SPRINGFIELD, Mo- A recent Burrell Behavioral Health program is now entering the classrooms in Springfield Public Schools (SPS).
The program places Burrell staff, known as School-Based Support Specialists, into public schools to help students showing signs of mental health issues.
How does the School-Based Program work?
Amy Hill, the System Director of School-Based Services for Burrell says, “They have regularly scheduled session times that they try to meet with kids on a regular basis, but they’re also available for crisis intervention, and I will tell you they do quite a bit of that. So if there’s a kid who’s in the middle of an episode or they need some additional support, they’re there on-site; available to go meet that need at the time.”
The specialists practice trauma-informed care, which recognizes that people often have many different types of trauma in their lives and need support and compassion from those around them. They also assist with diagnosing and treating depression, anxiety, post-traumatic stress disorder, ADHD, oppositional defiant disorder, and more, according to Burrell.
Amy says these specialists are different than your regular school counselors.
“After talking with a lot of school counselors, what I’ve learned is that they typically can only spend 20 to 30 percent of their time actually providing counseling services to kids. They’re doing a lot of guidance, a lot of curriculum, a lot of college and prep planning in the classroom sort of lessons. We are just an extension of the counselor’s office, so they will see kids a few times themselves and then if they feel like this kid needs some more intense support, they are the ones that make the referrals to us.”
The school-based program is not new to Burrell. Vice President of Youth Services with Burrell Elizabeth Avery says they’ve had school-based programs in the past at different districts around Missouri and Northern Arkansas. Starting this school year they have 27 school districts with school-based services.
Elizabeth says of the 1,500 students they have helped with school-based programs, they have a seen a 73% decrease in anxiety among those who struggle with it.
Right now in Springfield, they have two feeder patterns in the SPS district: Hillcrest and Parkview. A feeder pattern is a group of schools within the same district as a specific high school, generally named after the high school.
They plan on rolling out the program throughout feeder patterns for the rest of Springfield over the next year and a half.
Focusing on Family
“This particular expansion is really something that has impacted in a way that we haven’t been able to do before. Because what happened was that the Medicaid rules our state changed last spring which allowed community mental health agencies to come into the school district and work with students and then bill Medicaid or private insurance. So, that opened the door for us to provide services on-site,” says Rhonda Mammen, Director of Counseling Services with SPS.
Amy mentions that as a mother of four herself it would be difficult to take off work to take her kids to therapy, and both Burrell and SPS say they have gotten great feedback from parents about having this service at school.
School-based support specialists also work with parents or caregivers about the practices they are using during the school day and how to incorporate them into the child’s home life.
A Day in the life of a School-Based Support Specialist
I talked with one of the school-based support specialists, April Preston, about what her average day looks like and how she helps kids at Fremont Elementary develop skills to help their mental health.
April has been in the mental health field for a few years and has been in a school-based program for about one year now. She started at a residential facility and has noticed a change with how she has been able to help the kids.
“I feel like in the mental health world we hear things like you can’t save them all, really negative statements like that and a lot of times you go into the mental health profession thinking that what you’re doing you probably won’t see a difference. But in the school setting I’ve had so many teachers come to me and tell me, hey I don’t know what you’re doing, but something’s different,” says April.

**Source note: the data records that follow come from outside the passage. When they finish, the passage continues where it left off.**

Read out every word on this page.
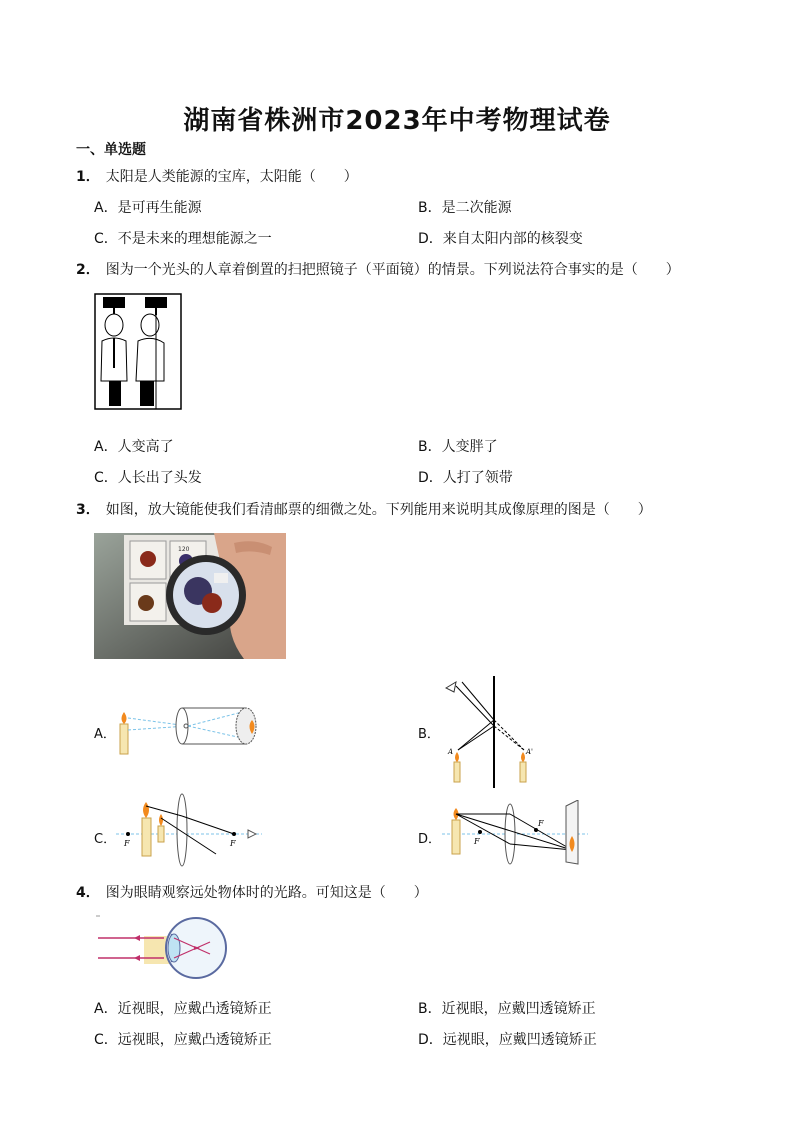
湖南省株洲市2023年中考物理试卷
一、单选题
1． 太阳是人类能源的宝库，太阳能（　　）
A．是可再生能源	B．是二次能源
C．不是未来的理想能源之一	D．来自太阳内部的核裂变
2． 图为一个光头的人章着倒置的扫把照镜子（平面镜）的情景。下列说法符合事实的是（　　）
A．人变高了	B．人变胖了
C．人长出了头发	D．人打了领带
3． 如图，放大镜能使我们看清邮票的细微之处。下列能用来说明其成像原理的图是（　　）
120
A．	B．
A	A'
C． F	F	D．	F
F
4． 图为眼睛观察远处物体时的光路。可知这是（　　）
A．近视眼，应戴凸透镜矫正	B．近视眼，应戴凹透镜矫正
C．远视眼，应戴凸透镜矫正	D．远视眼，应戴凹透镜矫正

How does one get into the School-Based Program?
“We have a lot of parents who refer their kids to therapy just through self-referral not even necessarily notifying the counselor. So if a parent notices signs or symptoms of mental illness or if there’s even a youth who’s listening and thinks, ‘Man, I think I’m struggling with some anxiety or some depression’, you don’t have to wait for a school counselor to come ask you if you want services you can definitely seek them out. I would encourage parents and students to reach out to the school counselor and ask about our program,” says Amy.